Saturday, September 26, 2009

The Man Who Saved The World

It was the 26th of September, 1983, and the world almost turned into a lifeless and silent radioactive cinder, endlessly spinning through space with nothing left to notice and no one left alive to care.

The only reason we are alive, today, is because a Soviet citizen did the unthinkable: he disobeyed protocol. He didn't call his superiors when it appeared that America launched nuclear missiles at the USSR. And that was because he thought what he saw on the computer report was a glitch, and took no action.

As a result, the USSR did not launch an all-out retaliatory strike on America, leading us to doubtless do the same to them. All because one man saw the reports and didn't buy them.

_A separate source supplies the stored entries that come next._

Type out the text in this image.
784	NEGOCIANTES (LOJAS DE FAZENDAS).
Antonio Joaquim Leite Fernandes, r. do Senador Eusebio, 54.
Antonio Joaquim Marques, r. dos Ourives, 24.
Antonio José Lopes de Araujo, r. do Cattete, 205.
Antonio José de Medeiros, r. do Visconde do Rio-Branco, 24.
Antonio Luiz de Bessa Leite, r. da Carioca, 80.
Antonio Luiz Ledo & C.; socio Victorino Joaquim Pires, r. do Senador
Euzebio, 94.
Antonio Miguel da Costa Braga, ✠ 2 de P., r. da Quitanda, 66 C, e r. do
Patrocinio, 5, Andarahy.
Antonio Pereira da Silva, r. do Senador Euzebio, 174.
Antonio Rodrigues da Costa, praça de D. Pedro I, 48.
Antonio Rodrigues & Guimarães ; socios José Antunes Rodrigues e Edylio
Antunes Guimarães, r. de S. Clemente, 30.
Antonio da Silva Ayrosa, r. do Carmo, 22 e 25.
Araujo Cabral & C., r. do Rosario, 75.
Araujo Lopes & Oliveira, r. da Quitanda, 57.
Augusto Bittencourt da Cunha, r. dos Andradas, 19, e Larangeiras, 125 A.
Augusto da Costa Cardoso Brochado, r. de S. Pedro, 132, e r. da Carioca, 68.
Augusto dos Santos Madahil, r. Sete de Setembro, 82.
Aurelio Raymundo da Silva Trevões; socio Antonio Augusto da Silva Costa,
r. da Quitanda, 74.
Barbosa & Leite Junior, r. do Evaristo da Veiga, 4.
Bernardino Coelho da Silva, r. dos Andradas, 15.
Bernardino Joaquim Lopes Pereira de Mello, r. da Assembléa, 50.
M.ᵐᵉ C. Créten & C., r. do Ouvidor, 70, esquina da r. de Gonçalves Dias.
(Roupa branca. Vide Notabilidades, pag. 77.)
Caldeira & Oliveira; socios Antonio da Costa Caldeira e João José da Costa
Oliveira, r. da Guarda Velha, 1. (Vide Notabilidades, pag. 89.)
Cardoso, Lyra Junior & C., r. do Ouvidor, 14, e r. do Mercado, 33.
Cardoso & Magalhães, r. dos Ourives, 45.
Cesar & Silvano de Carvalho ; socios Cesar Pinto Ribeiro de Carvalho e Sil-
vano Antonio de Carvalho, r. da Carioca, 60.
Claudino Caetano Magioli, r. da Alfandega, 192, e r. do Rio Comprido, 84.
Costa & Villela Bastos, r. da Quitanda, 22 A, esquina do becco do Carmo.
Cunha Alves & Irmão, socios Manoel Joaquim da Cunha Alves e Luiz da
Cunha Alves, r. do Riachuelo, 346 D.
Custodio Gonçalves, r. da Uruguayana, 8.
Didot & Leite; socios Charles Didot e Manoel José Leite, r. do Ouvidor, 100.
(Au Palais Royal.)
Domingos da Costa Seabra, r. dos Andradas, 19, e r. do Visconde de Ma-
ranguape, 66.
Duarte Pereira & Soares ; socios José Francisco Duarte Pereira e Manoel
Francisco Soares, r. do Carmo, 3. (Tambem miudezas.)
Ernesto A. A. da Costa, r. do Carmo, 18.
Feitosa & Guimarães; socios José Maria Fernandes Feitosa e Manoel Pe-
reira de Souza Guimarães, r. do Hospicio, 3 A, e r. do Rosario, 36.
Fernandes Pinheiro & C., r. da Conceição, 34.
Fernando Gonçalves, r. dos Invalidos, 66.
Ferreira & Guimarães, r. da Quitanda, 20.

And, thankfully, he was right.

That man was Lt. Col. Stanislav Yevgrafovich Petrov. He was praised for his decision, then slapped on the wrist for not filing the right paperwork, and then farmed out to a less sensitive post by his embarrassed superiors.

From the Wikipedia page:

Petrov has said he does not regard himself as a hero for what he did that day. In an interview for the documentary film The Red Button and the Man Who Saved the World, Petrov says, "All that happened didn't matter to me — it was my job. I was simply doing my job, and I was the right person at the right time, that's all. My late wife for 10 years knew nothing about it. 'So what did you do?' she asked me. I did nothing."

He did nothing, but he was the right man to have been doing nothing at that time. And in such small but all-important ways, the Gods are very kind to we mortal fools on this spinning ball we all call a home, but still can't share all that well. So thank them, and Petrov, tonight for our continued existence.